“Non possiamo di certo rimanere senza dire niente. E’ il nostro Paese, la nostra università e non possiamo permettere che vada in frantumi solo perché siamo all’estero. Anche noi abbiamo il dovere di dimostrare, di dire no e lo faremo”. Sono queste le parole che sento e che accomunano tutti gli studenti che con me hanno voluto gridarle, in un freddissimo pomeriggio di fine novembre. La tensione è forte, le preoccupazioni pure.
Qui in Ungheria, l’Italia viene osannata per la sua immensa cultura, per la lingua, per il suo stile di vita. L’italiano viene insegnato dalle scuole medie in poi fino all’Università, che offrono agli studenti corsi di laurea in lingua e cultura italiana. A Budapest, inoltre, è presente l’Istituto di Cultura Italiana, tra i più attivi in Europa che cerca, tra mille difficoltà economiche, di mostrare agli ungheresi amanti dell’Italia, un Italia migliore, un Italia che forse non c’è.

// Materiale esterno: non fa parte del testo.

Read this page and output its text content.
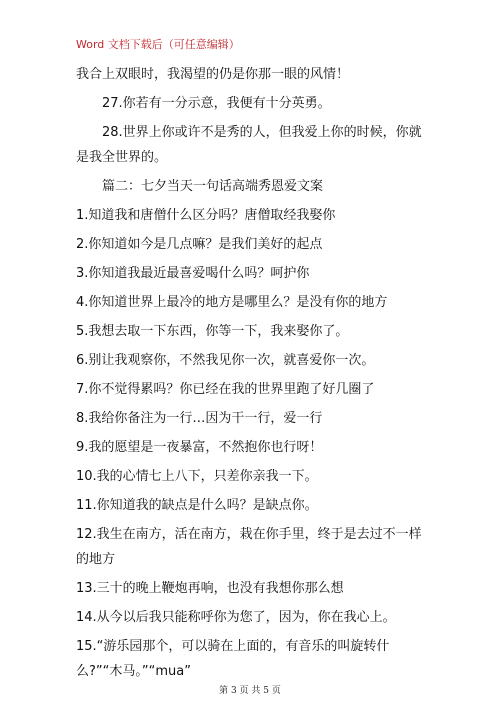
Word 文档下载后（可任意编辑）

我合上双眼时，我渴望的仍是你那一眼的风情！

27.你若有一分示意，我便有十分英勇。

28.世界上你或许不是秀的人，但我爱上你的时候，你就是我全世界的。

篇二：七夕当天一句话高端秀恩爱文案

1.知道我和唐僧什么区分吗？唐僧取经我娶你

2.你知道如今是几点嘛？是我们美好的起点

3.你知道我最近最喜爱喝什么吗？呵护你

4.你知道世界上最冷的地方是哪里么？是没有你的地方

5.我想去取一下东西，你等一下，我来娶你了。

6.别让我观察你，不然我见你一次，就喜爱你一次。

7.你不觉得累吗？你已经在我的世界里跑了好几圈了

8.我给你备注为一行…因为干一行，爱一行

9.我的愿望是一夜暴富，不然抱你也行呀！

10.我的心情七上八下，只差你亲我一下。

11.你知道我的缺点是什么吗？是缺点你。

12.我生在南方，活在南方，栽在你手里，终于是去过不一样的地方

13.三十的晚上鞭炮再响，也没有我想你那么想

14.从今以后我只能称呼你为您了，因为，你在我心上。

15.“游乐园那个，可以骑在上面的，有音乐的叫旋转什么?”“木马。”“mua”

第 3 页 共 5 页
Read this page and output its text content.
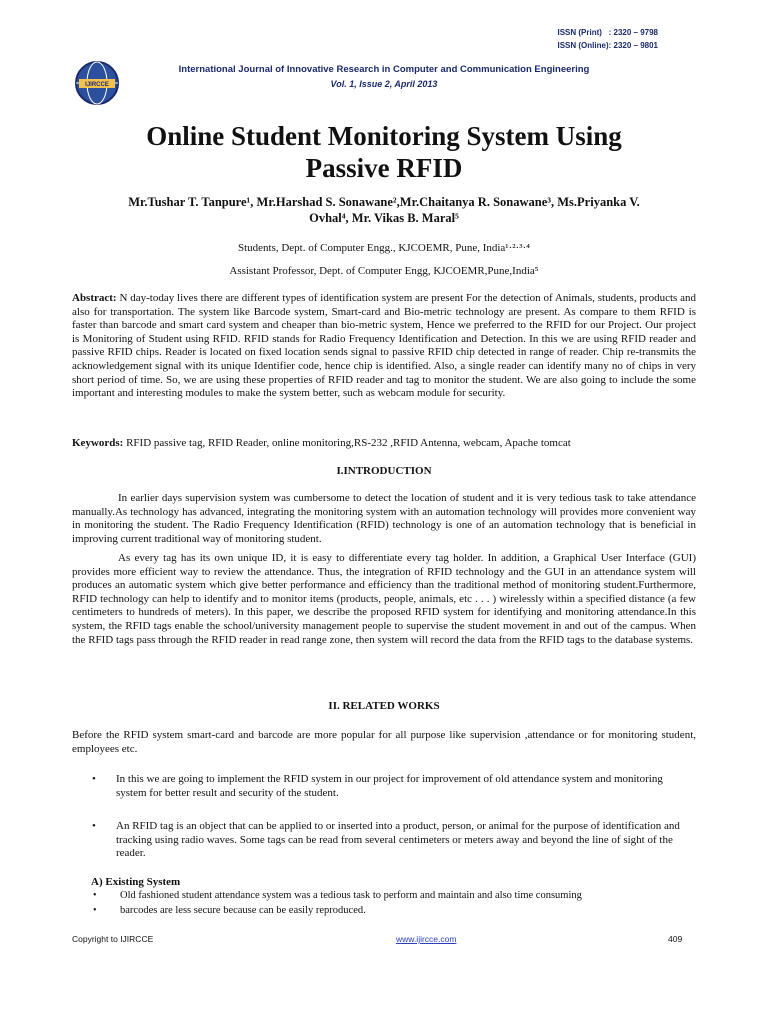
ISSN (Print)   : 2320 – 9798
ISSN (Online): 2320 – 9801
IJIRCCE
International Journal of Innovative Research in Computer and Communication Engineering
Vol. 1, Issue 2, April 2013
Online Student Monitoring System Using
Passive RFID
Mr.Tushar T. Tanpure¹, Mr.Harshad S. Sonawane²,Mr.Chaitanya R. Sonawane³, Ms.Priyanka V.
Ovhal⁴, Mr. Vikas B. Maral⁵
Students, Dept. of Computer Engg., KJCOEMR, Pune, India¹·²·³·⁴
Assistant Professor, Dept. of Computer Engg, KJCOEMR,Pune,India⁵
Abstract: N day-today lives there are different types of identification system are present For the detection of Animals, students, products and also for transportation. The system like Barcode system, Smart-card and Bio-metric technology are present. As compare to them RFID is faster than barcode and smart card system and cheaper than bio-metric system, Hence we preferred to the RFID for our Project. Our project is Monitoring of Student using RFID. RFID stands for Radio Frequency Identification and Detection. In this we are using RFID reader and passive RFID chips. Reader is located on fixed location sends signal to passive RFID chip detected in range of reader. Chip re-transmits the acknowledgement signal with its unique Identifier code, hence chip is identified. Also, a single reader can identify many no of chips in very short period of time. So, we are using these properties of RFID reader and tag to monitor the student. We are also going to include the some important and interesting modules to make the system better, such as webcam module for security.
Keywords: RFID passive tag, RFID Reader, online monitoring,RS-232 ,RFID Antenna, webcam, Apache tomcat
I.INTRODUCTION
In earlier days supervision system was cumbersome to detect the location of student and it is very tedious task to take attendance manually.As technology has advanced, integrating the monitoring system with an automation technology will provides more convenient way in monitoring the student. The Radio Frequency Identification (RFID) technology is one of an automation technology that is beneficial in improving current traditional way of monitoring student.
As every tag has its own unique ID, it is easy to differentiate every tag holder. In addition, a Graphical User Interface (GUI) provides more efficient way to review the attendance. Thus, the integration of RFID technology and the GUI in an attendance system will produces an automatic system which give better performance and efficiency than the traditional method of monitoring student.Furthermore, RFID technology can help to identify and to monitor items (products, people, animals, etc . . . ) wirelessly within a specified distance (a few centimeters to hundreds of meters). In this paper, we describe the proposed RFID system for identifying and monitoring attendance.In this system, the RFID tags enable the school/university management people to supervise the student movement in and out of the campus. When the RFID tags pass through the RFID reader in read range zone, then system will record the data from the RFID tags to the database systems.
II. RELATED WORKS
Before the RFID system smart-card and barcode are more popular for all purpose like supervision ,attendance or for monitoring student, employees etc.
• In this we are going to implement the RFID system in our project for improvement of old attendance system and monitoring system for better result and security of the student.
• An RFID tag is an object that can be applied to or inserted into a product, person, or animal for the purpose of identification and tracking using radio waves. Some tags can be read from several centimeters or meters away and beyond the line of sight of the reader.
A) Existing System
• Old fashioned student attendance system was a tedious task to perform and maintain and also time consuming
• barcodes are less secure because can be easily reproduced.
Copyright to IJIRCCE	www.ijircce.com	409
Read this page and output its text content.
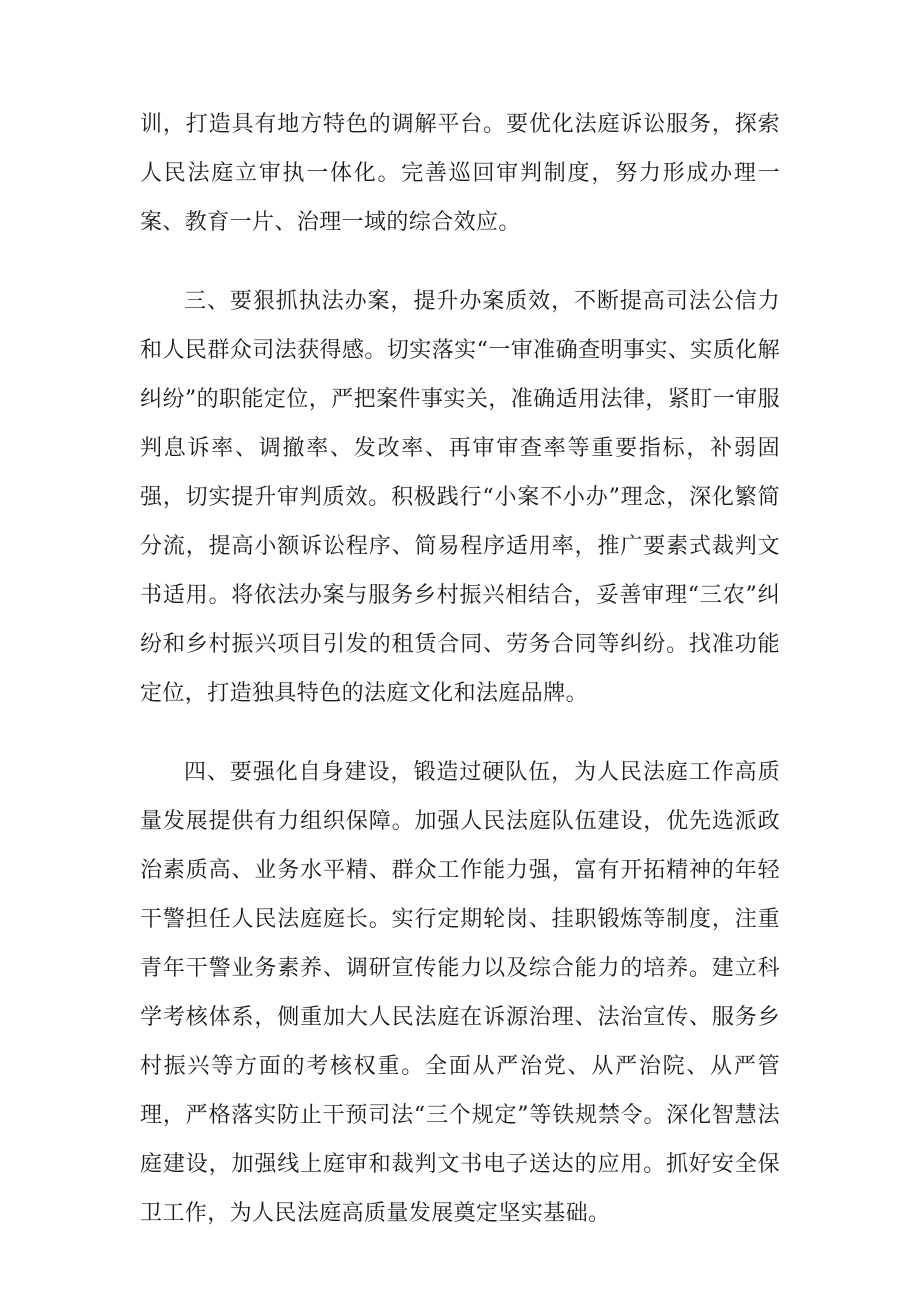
训，打造具有地方特色的调解平台。要优化法庭诉讼服务，探索人民法庭立审执一体化。完善巡回审判制度，努力形成办理一案、教育一片、治理一域的综合效应。

三、要狠抓执法办案，提升办案质效，不断提高司法公信力和人民群众司法获得感。切实落实“一审准确查明事实、实质化解纠纷”的职能定位，严把案件事实关，准确适用法律，紧盯一审服判息诉率、调撤率、发改率、再审审查率等重要指标，补弱固强，切实提升审判质效。积极践行“小案不小办”理念，深化繁简分流，提高小额诉讼程序、简易程序适用率，推广要素式裁判文书适用。将依法办案与服务乡村振兴相结合，妥善审理“三农”纠纷和乡村振兴项目引发的租赁合同、劳务合同等纠纷。找准功能定位，打造独具特色的法庭文化和法庭品牌。

四、要强化自身建设，锻造过硬队伍，为人民法庭工作高质量发展提供有力组织保障。加强人民法庭队伍建设，优先选派政治素质高、业务水平精、群众工作能力强，富有开拓精神的年轻干警担任人民法庭庭长。实行定期轮岗、挂职锻炼等制度，注重青年干警业务素养、调研宣传能力以及综合能力的培养。建立科学考核体系，侧重加大人民法庭在诉源治理、法治宣传、服务乡村振兴等方面的考核权重。全面从严治党、从严治院、从严管理，严格落实防止干预司法“三个规定”等铁规禁令。深化智慧法庭建设，加强线上庭审和裁判文书电子送达的应用。抓好安全保卫工作，为人民法庭高质量发展奠定坚实基础。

Tra la fretta collettiva, si prepara uno striscione e si spera che possa servire a qualcosa. Un giorno. Il DDL è appena stato approvato, ma lo scoraggiamento, scopro, non è dei giovani italiani.
In questi giorni il gruppo, nato su facebook, si riunirà ancora molte volte per organizzare altre manifestazioni. In programma un’occupazione simbolica dell’istituto di cultura italiana e l’organizzazione di un evento di confronto per portare alla luce le opinioni e le ragioni di chi l’Italia l’ha lasciata per trovare anche qui una vita migliore. Tra loro, naturalmente e purtroppo, molti ricercatori e dottorandi che hanno deciso di terminare i loro studi qui all’estero.
Gli studenti Erasmus cercheranno anche di portare a conoscenza le manifestazioni in tutte le università della capitale magiara che presentano un dipartimento di italianistica.
Qui da Budapest, con la prima neve per le strade e un vento gelido, ma come da tutte le altre comunità Erasmus Italiane in europa, ci chiediamo: “Dobbiamo tornare?”. Non abbiamo una risposta a questa domanda, ma sappiamo che la nostra università e la nostra Italia hanno bisogno di noi.